BEST CHILDREN’S FILM
Every year I say it: “best animated picture” is a bad category. My view, is that as the one award which will have nominees that children will care about, that this award should always go to a children’s film. That said, this leaves no niche for brilliant animation not aimed at young viewers. The Academy seemingly agrees with me. Thus, the oil-painted Loving Vincent was nominated but not awarded, while my favorite animated film of this year, the cubist, alt-heist movie Ruben Brandt: Collector has been ignored by the Academy entirely.
Brandt aside, this was a good year for animated movies, even as it was rife with sequels. How to Train Your Dragon 3 featured excellent inter-character dynamics. Toy Story 4 successfully extended its series’ philosophical journey, mitigating some of the disappointment that it wasn’t the change-of-pace rom-com it was once promised to be. Finally, The Lego Movie 2: The Second Part continued the strong visual precedent set by its predecessors while also finding ways to extend its universe’s moral exploration and giving star Chris Pratt a surprisingly interesting voice acting assignment.
But if I had to pick a “best” out of this strong field, I’d go with Frozen II. While its hard to see Disney as an underdog, in this case, Jennifer Lee told what, for her industry, was a new kind of story: one that centred an indigenous people’s relationship to the land around them, in place of typical fairy-tale/hero’s journey plot arc dynamics. More importantly, Frozen II challenged the notion that children’s films have to be unhappy to be profound (that’s my gripe with Toy Story 4, and to a lesser extent, with the entire second generation of Pixar’s output). Frozen II shows that justice need not be something to fear. That coupled with its beautiful animation and its success in giving character depth to its goofy-snowman-sidekick, make this Oscar snub worthy of more recognition.
I don’t always feel comfortable engaging with the best screenplay and best directing categories.

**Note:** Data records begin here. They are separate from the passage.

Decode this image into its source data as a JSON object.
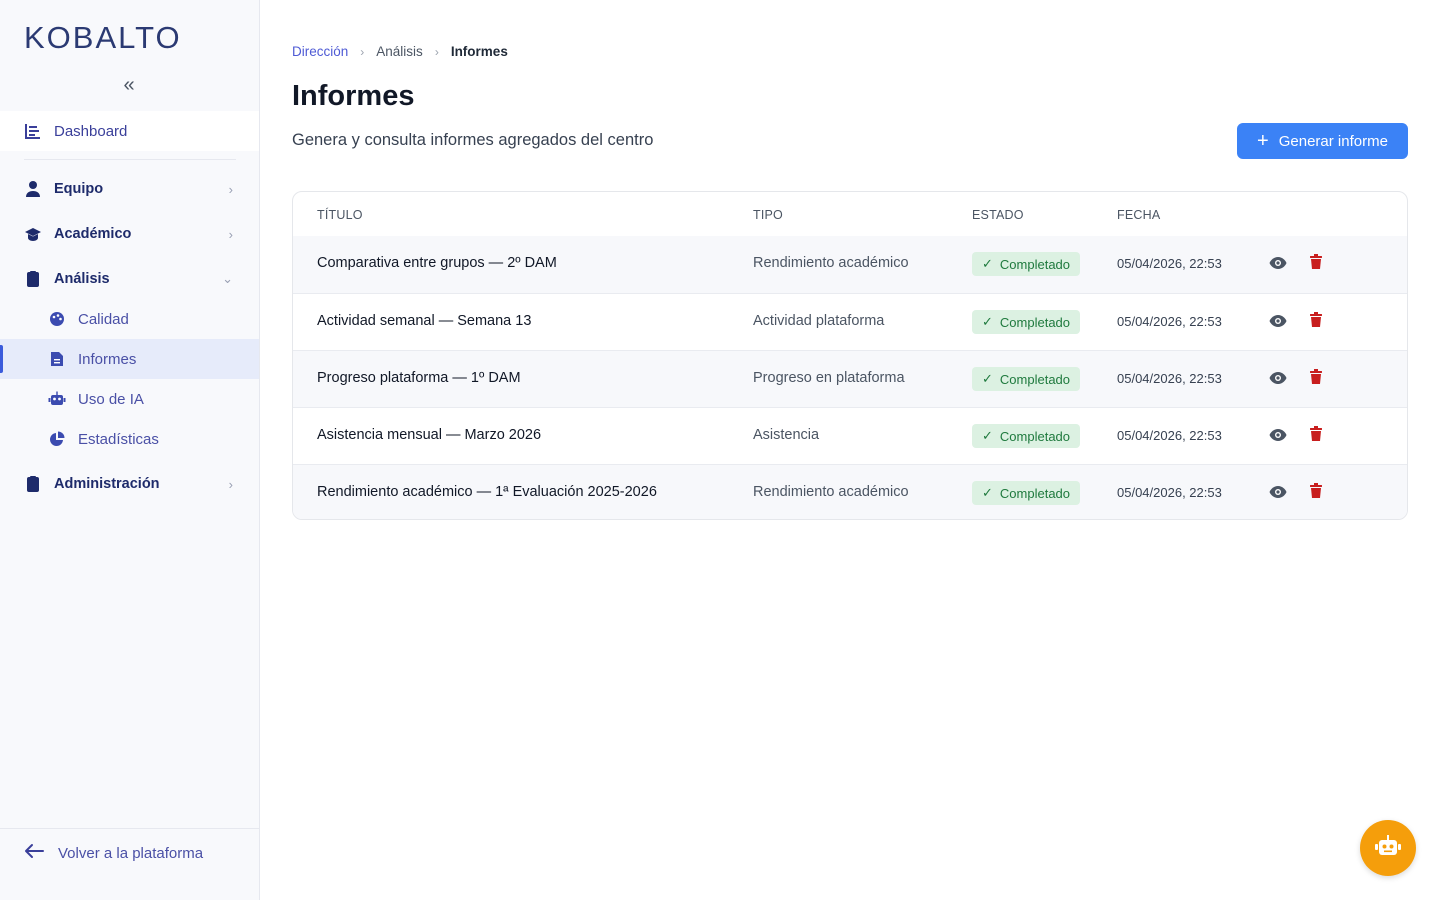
{
  "app": {
    "logo": "KOBALTO"
  },
  "sidebar": {
    "collapse_icon": "chevrons-left-icon",
    "dashboard": {
      "label": "Dashboard",
      "icon": "chart-bar-icon"
    },
    "sections": [
      {
        "label": "Equipo",
        "icon": "user-tie-icon"
      },
      {
        "label": "Académico",
        "icon": "graduation-cap-icon"
      },
      {
        "label": "Análisis",
        "icon": "clipboard-icon"
      },
      {
        "label": "Administración",
        "icon": "clipboard-icon"
      }
    ],
    "analysis_items": [
      {
        "label": "Calidad",
        "icon": "palette-icon"
      },
      {
        "label": "Informes",
        "icon": "file-text-icon",
        "active": true
      },
      {
        "label": "Uso de IA",
        "icon": "robot-icon"
      },
      {
        "label": "Estadísticas",
        "icon": "pie-chart-icon"
      }
    ],
    "back_label": "Volver a la plataforma"
  },
  "breadcrumb": [
    "Dirección",
    "Análisis",
    "Informes"
  ],
  "page": {
    "title": "Informes",
    "subtitle": "Genera y consulta informes agregados del centro",
    "generate_button": "Generar informe"
  },
  "table": {
    "headers": [
      "TÍTULO",
      "TIPO",
      "ESTADO",
      "FECHA"
    ],
    "rows": [
      {
        "title": "Comparativa entre grupos — 2º DAM",
        "type": "Rendimiento académico",
        "status": "Completado",
        "date": "05/04/2026, 22:53"
      },
      {
        "title": "Actividad semanal — Semana 13",
        "type": "Actividad plataforma",
        "status": "Completado",
        "date": "05/04/2026, 22:53"
      },
      {
        "title": "Progreso plataforma — 1º DAM",
        "type": "Progreso en plataforma",
        "status": "Completado",
        "date": "05/04/2026, 22:53"
      },
      {
        "title": "Asistencia mensual — Marzo 2026",
        "type": "Asistencia",
        "status": "Completado",
        "date": "05/04/2026, 22:53"
      },
      {
        "title": "Rendimiento académico — 1ª Evaluación 2025-2026",
        "type": "Rendimiento académico",
        "status": "Completado",
        "date": "05/04/2026, 22:53"
      }
    ]
  },
  "colors": {
    "primary": "#3b82f6",
    "brand": "#2b3a73",
    "success_bg": "#dcf1e2",
    "success_text": "#1f7a3e",
    "danger": "#c81e1e",
    "fab": "#f59e0b"
  }
}
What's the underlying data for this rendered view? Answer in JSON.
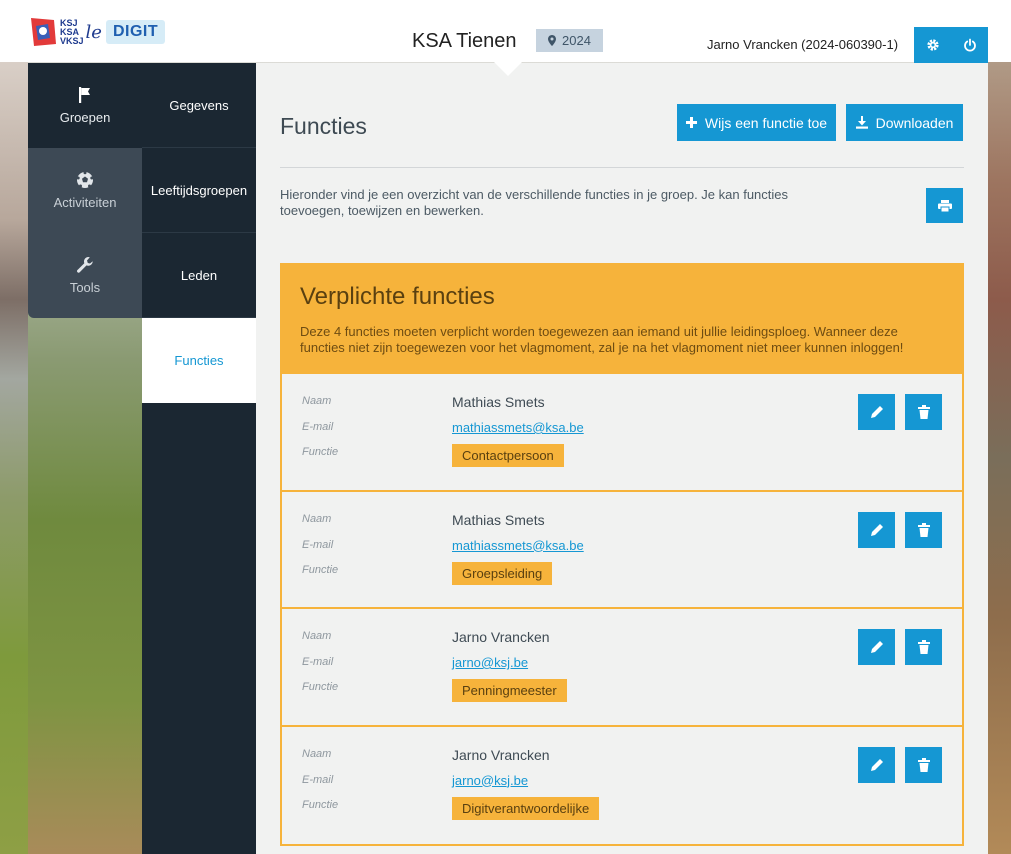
{
  "header": {
    "logo_lines": [
      "KSJ",
      "KSA",
      "VKSJ"
    ],
    "logo_le": "le",
    "logo_digit": "DIGIT",
    "group_title": "KSA Tienen",
    "year": "2024",
    "user": "Jarno Vrancken (2024-060390-1)"
  },
  "nav_primary": [
    {
      "label": "Groepen",
      "icon": "flag-icon",
      "active": true
    },
    {
      "label": "Activiteiten",
      "icon": "soccer-ball-icon",
      "active": false
    },
    {
      "label": "Tools",
      "icon": "wrench-icon",
      "active": false
    }
  ],
  "nav_secondary": [
    {
      "label": "Gegevens",
      "active": false
    },
    {
      "label": "Leeftijdsgroepen",
      "active": false
    },
    {
      "label": "Leden",
      "active": false
    },
    {
      "label": "Functies",
      "active": true
    }
  ],
  "main": {
    "title": "Functies",
    "assign_button": "Wijs een functie toe",
    "download_button": "Downloaden",
    "intro": "Hieronder vind je een overzicht van de verschillende functies in je groep. Je kan functies toevoegen, toewijzen en bewerken."
  },
  "panel": {
    "title": "Verplichte functies",
    "description": "Deze 4 functies moeten verplicht worden toegewezen aan iemand uit jullie leidingsploeg. Wanneer deze functies niet zijn toegewezen voor het vlagmoment, zal je na het vlagmoment niet meer kunnen inloggen!",
    "field_labels": {
      "name": "Naam",
      "email": "E-mail",
      "function": "Functie"
    },
    "rows": [
      {
        "name": "Mathias Smets",
        "email": "mathiassmets@ksa.be",
        "function": "Contactpersoon"
      },
      {
        "name": "Mathias Smets",
        "email": "mathiassmets@ksa.be",
        "function": "Groepsleiding"
      },
      {
        "name": "Jarno Vrancken",
        "email": "jarno@ksj.be",
        "function": "Penningmeester"
      },
      {
        "name": "Jarno Vrancken",
        "email": "jarno@ksj.be",
        "function": "Digitverantwoordelijke"
      }
    ]
  },
  "colors": {
    "accent": "#1597d3",
    "warning": "#f6b33b",
    "sidebar_dark": "#1b2732"
  }
}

Directing especially, without a film insider’s eye, feels like an impossible characteristic to separate from the overall quality of the film. Similarly, I have a hard time imagining there being a year where my favorite film is not also my favorite film script.
That said, there are few Hollywood
screenwriters like Noah Baumbach. Aside from the fact that they tend to have successful artistic careers, his protagonists tend to be fairly ordinary people, whose dramas rarely ascend to the levels of action, horror or magic. To endear his mundane protagonists, Baumbach has had to learn to write with realist precision, giving the limited drama that does come out in his work its full emotional weight. With Marriage Story I think Baumbach has achieved about as much drama as his style can. It may not be my favorite movie of the year, but it comes close,
Again, I find the task of “separating” best director and “best picture absurd,” but since I’m also not one who loves picking favorites, I have no problem with picking two bests. Diamantino has an unpredictable and witty story, but co-writers Gabriel Abrantes and Daniel Schmidt also saw to it that the film included emotionally resonant performance and some of the year’s most eccentric visuals. While the film was on the studio circuit in 2018, I count it as a 2019 film given that it didn’t make it to my local (Montréal) theatres until late April 2019. And of course, it doesn’t seem like the Academy gave this underrated masterpiece much consideration in either year.